Whisk-y. It’s my little reward for when I am totally banjacksed with illness. It did make me real emotional and this threatened to spill over into a full blown meltdown when I ate a particularly good chocolate cookie and felt overly grateful for the sweet ennervating sugar crust. It wasn’t a tear. It was like 1/4 of a tear.
God I want a cookie.
What’s that universe, I deserve 2? You generous F you.
The future travel itinerary is thick enough, with a commute to Brussels this Tuesday and a wedding in Ireland on Thursday.
The challenges of work travel are myriad but the baseline is getting up very early indeed and then sitting still while getting dehydrated and holding in a number 2 that you ran out the door without addressing because you wasted loads of time trying to find the tie with the fewest mayo stains. This much can be assumed.
We had a weekend visitor in the form of fellow #TraleeBoy Colin, who both gave us an excuse to shovel pizza into our gizzards and keep me company through the trying time of a latenight boozy movie doubleheader of Stop Or My Mom Will Shoot and and The Color of Night a piece of Bruce Willis erotica. Which I think we can all agree is the only genuine type of erotica.
Interesting thing about him, as well as an erotic artiste, he is also an accomplished dendrologist. Indeed Bruce Willis is the only former members of the Planet Hollywood ownership crew to have a tree named after him.
I give you- Spruce Willis. Are your legs sore? I had to bring you a long way for that joke.
The rest of the weekend was very grown up, including getting through a lot of life admin. I even drove us to the HomeBase. Like a baby deer that had cocaine injected into the base of its spine. But I did drive us.
As a little reward for doing something I’m less than keen on, we decided to basically empty Aldi out of their range of delicious boozes now that we had the boot to get it home. Note how I didn’t say “buy.” They will remember the day we darkened their door for some time. Even used their own off-brand Black and Deckers against them.
I wonder what the headline will be? “Budget Alcohol-Crazed Powertools Massacre Aldi Staff in Surrey (We Can Only Assume).”
In other news, Meg had some interesting thoughts on the rugby recently. We were watching the lead into the Ireland vs All Blacks game, when she seemed uncharacteristically interested in the Haka.
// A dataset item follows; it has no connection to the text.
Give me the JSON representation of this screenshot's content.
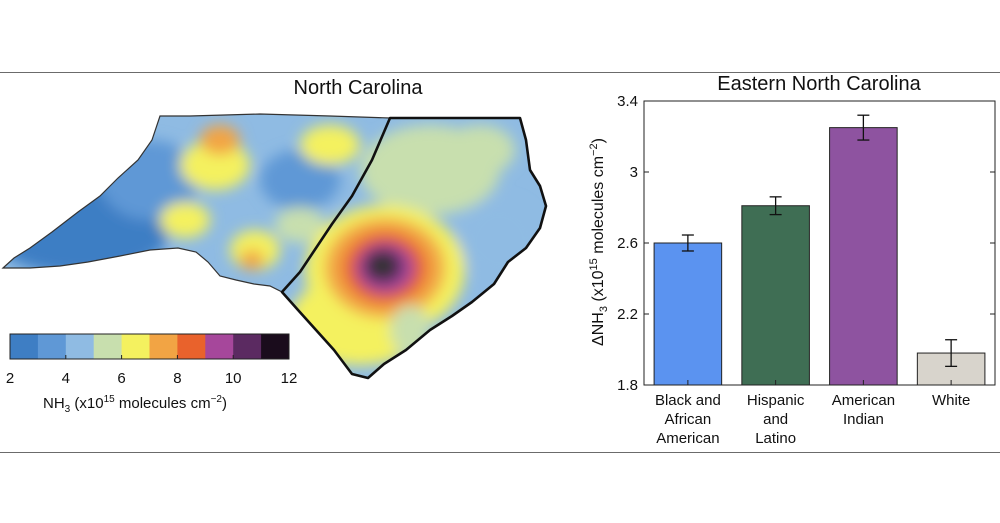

After finishing, she was silent for a moment, taking in the aftermath of the ancient and even mystic ritual she remarked “Wouldn’t it be awkward if you forgot the moves? <waggling her index finger> HOOKI HOOKI!”
Wouldn’t it be awkward indeed…
Oh and in a final punchline after writing a bunch on how I don’t take sick days, I ended up taking Tuesday off after being struck down with stomach cramps and vomming up a shepherds pie so hard that is splashed back up in my face and when I blew my nose after a chunk of potato came out.
Time doth make fools of us all. And shepherds pie.
Shepherd pie doth makes fools of us all.